Trois licences professionnelles seront donc proposées aux étudiants sortis de BTS ou de Licence 2ème année (L2) : Gestion et pilotage de projets, Management et techniques de gestion des entreprises et Informatique portant sur les TIC (Technologie de l’Information et la Télécommunication).

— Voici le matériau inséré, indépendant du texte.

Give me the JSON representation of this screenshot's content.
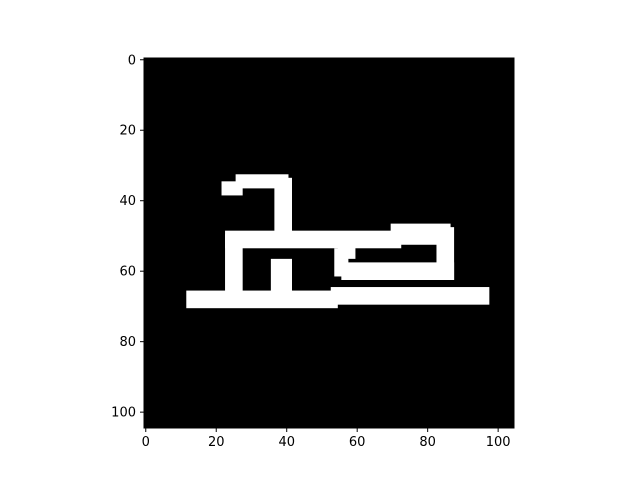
{
  "chart_data": {
    "type": "heatmap",
    "title": "",
    "xlabel": "",
    "ylabel": "",
    "colormap": "binary (0 = black, 1 = white)",
    "xlim": [
      -0.5,
      104.5
    ],
    "ylim": [
      104.5,
      -0.5
    ],
    "y_inverted": true,
    "xticks": [
      0,
      20,
      40,
      60,
      80,
      100
    ],
    "yticks": [
      0,
      20,
      40,
      60,
      80,
      100
    ],
    "xtick_labels": [
      "0",
      "20",
      "40",
      "60",
      "80",
      "100"
    ],
    "ytick_labels": [
      "0",
      "20",
      "40",
      "60",
      "80",
      "100"
    ],
    "grid": false,
    "legend": "none",
    "background_value": 0,
    "foreground_value": 1,
    "white_regions": [
      {
        "x0": 22,
        "x1": 27,
        "y0": 35,
        "y1": 38
      },
      {
        "x0": 26,
        "x1": 40,
        "y0": 33,
        "y1": 36
      },
      {
        "x0": 37,
        "x1": 41,
        "y0": 34,
        "y1": 52
      },
      {
        "x0": 23,
        "x1": 72,
        "y0": 49,
        "y1": 53
      },
      {
        "x0": 70,
        "x1": 86,
        "y0": 47,
        "y1": 52
      },
      {
        "x0": 83,
        "x1": 87,
        "y0": 48,
        "y1": 62
      },
      {
        "x0": 56,
        "x1": 87,
        "y0": 58,
        "y1": 62
      },
      {
        "x0": 54,
        "x1": 57,
        "y0": 54,
        "y1": 61
      },
      {
        "x0": 55,
        "x1": 59,
        "y0": 52,
        "y1": 56
      },
      {
        "x0": 23,
        "x1": 27,
        "y0": 50,
        "y1": 68
      },
      {
        "x0": 36,
        "x1": 41,
        "y0": 57,
        "y1": 68
      },
      {
        "x0": 12,
        "x1": 54,
        "y0": 66,
        "y1": 70
      },
      {
        "x0": 53,
        "x1": 97,
        "y0": 65,
        "y1": 69
      }
    ]
  }
}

Pour intégrer cette troisième année d’université qui pourra les spécialiser sur un emploi, les prétendants seront sélectionnés sur dossier puis passeront un entretien : «il faut une mouture exemplaire pour ce premier jet !» glissait Isabelle Chevreuil.
Une politique pragmatique
Les débouchés pour la première licence professionnelle en Gestion et pilotage de projets sont les mairies ou les associations qui travaillent pour la politique de la ville, sur l’éducation au sein de la population ou encore pour l’habitat et le cadre de vie et qui ont besoin de chargés de missions ou de chargé de projets. Si la licence s’adresse aux futurs recrutés dans le cadre de la montée en puissance de la politique de la ville à Mayotte, «il faut aussi penser à envoyer la ressource existante en formation continue !» remarquait un intervenant.

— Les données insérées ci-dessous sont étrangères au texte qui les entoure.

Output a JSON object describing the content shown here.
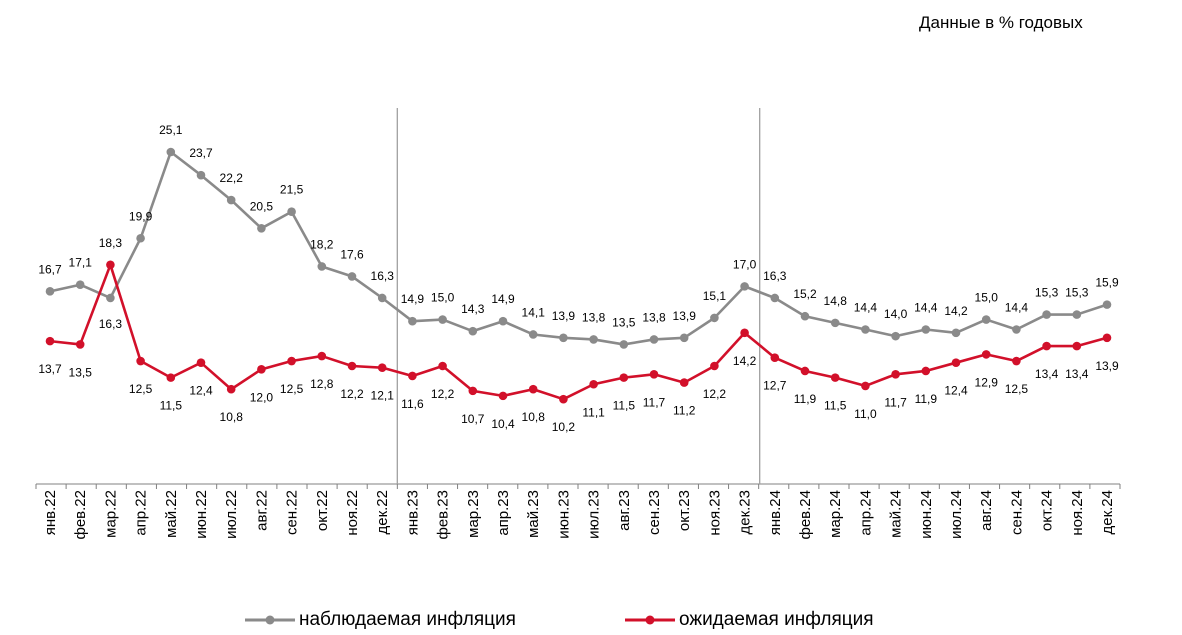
{
  "unit_note": "Данные в % годовых",
  "colors": {
    "observed": "#8a8a8a",
    "expected": "#d2102a",
    "axis": "#808080",
    "divider": "#a0a0a0"
  },
  "legend": [
    {
      "label": "наблюдаемая инфляция",
      "color": "#8a8a8a"
    },
    {
      "label": "ожидаемая инфляция",
      "color": "#d2102a"
    }
  ],
  "chart_data": {
    "type": "line",
    "categories": [
      "янв.22",
      "фев.22",
      "мар.22",
      "апр.22",
      "май.22",
      "июн.22",
      "июл.22",
      "авг.22",
      "сен.22",
      "окт.22",
      "ноя.22",
      "дек.22",
      "янв.23",
      "фев.23",
      "мар.23",
      "апр.23",
      "май.23",
      "июн.23",
      "июл.23",
      "авг.23",
      "сен.23",
      "окт.23",
      "ноя.23",
      "дек.23",
      "янв.24",
      "фев.24",
      "мар.24",
      "апр.24",
      "май.24",
      "июн.24",
      "июл.24",
      "авг.24",
      "сен.24",
      "окт.24",
      "ноя.24",
      "дек.24"
    ],
    "series": [
      {
        "name": "наблюдаемая инфляция",
        "values": [
          16.7,
          17.1,
          16.3,
          19.9,
          25.1,
          23.7,
          22.2,
          20.5,
          21.5,
          18.2,
          17.6,
          16.3,
          14.9,
          15.0,
          14.3,
          14.9,
          14.1,
          13.9,
          13.8,
          13.5,
          13.8,
          13.9,
          15.1,
          17.0,
          16.3,
          15.2,
          14.8,
          14.4,
          14.0,
          14.4,
          14.2,
          15.0,
          14.4,
          15.3,
          15.3,
          15.9
        ],
        "labels": [
          "16,7",
          "17,1",
          "16,3",
          "19,9",
          "25,1",
          "23,7",
          "22,2",
          "20,5",
          "21,5",
          "18,2",
          "17,6",
          "16,3",
          "14,9",
          "15,0",
          "14,3",
          "14,9",
          "14,1",
          "13,9",
          "13,8",
          "13,5",
          "13,8",
          "13,9",
          "15,1",
          "17,0",
          "16,3",
          "15,2",
          "14,8",
          "14,4",
          "14,0",
          "14,4",
          "14,2",
          "15,0",
          "14,4",
          "15,3",
          "15,3",
          "15,9"
        ]
      },
      {
        "name": "ожидаемая инфляция",
        "values": [
          13.7,
          13.5,
          18.3,
          12.5,
          11.5,
          12.4,
          10.8,
          12.0,
          12.5,
          12.8,
          12.2,
          12.1,
          11.6,
          12.2,
          10.7,
          10.4,
          10.8,
          10.2,
          11.1,
          11.5,
          11.7,
          11.2,
          12.2,
          14.2,
          12.7,
          11.9,
          11.5,
          11.0,
          11.7,
          11.9,
          12.4,
          12.9,
          12.5,
          13.4,
          13.4,
          13.9
        ],
        "labels": [
          "13,7",
          "13,5",
          "18,3",
          "12,5",
          "11,5",
          "12,4",
          "10,8",
          "12,0",
          "12,5",
          "12,8",
          "12,2",
          "12,1",
          "11,6",
          "12,2",
          "10,7",
          "10,4",
          "10,8",
          "10,2",
          "11,1",
          "11,5",
          "11,7",
          "11,2",
          "12,2",
          "14,2",
          "12,7",
          "11,9",
          "11,5",
          "11,0",
          "11,7",
          "11,9",
          "12,4",
          "12,9",
          "12,5",
          "13,4",
          "13,4",
          "13,9"
        ]
      }
    ],
    "year_dividers_after": [
      "дек.22",
      "дек.23"
    ],
    "grid": false,
    "legend_position": "bottom"
  }
}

La seconde devrait permettre de répondre «aux besoins énormes de l’île en comptables, mais aussi en gestion de paye, ou en capacité de répondre aux marchés publics dans les Très petites entreprises», indiquait Didier Greco, expert comptable.
Quant à la troisième, spécialisée dans les TIC, elle devra attendre la rentrée 2015 pour son ouverture : la Licence 2 de Maths-informatique, vivier de la licence pro, n’ouvrant que l’année prochaine à Dembéni.
Former c’est bien, mais s’assurer de débouchés c’est mieux : si Isabelle Chevreuil indiquait que les secteurs cernés sont actuellement en demande, «il faudra savoir s’arrêter à temps et ne proposer ces licences que sur un temps donné et avec de petits effectifs pour ensuite passer à autre chose en fonction des besoins».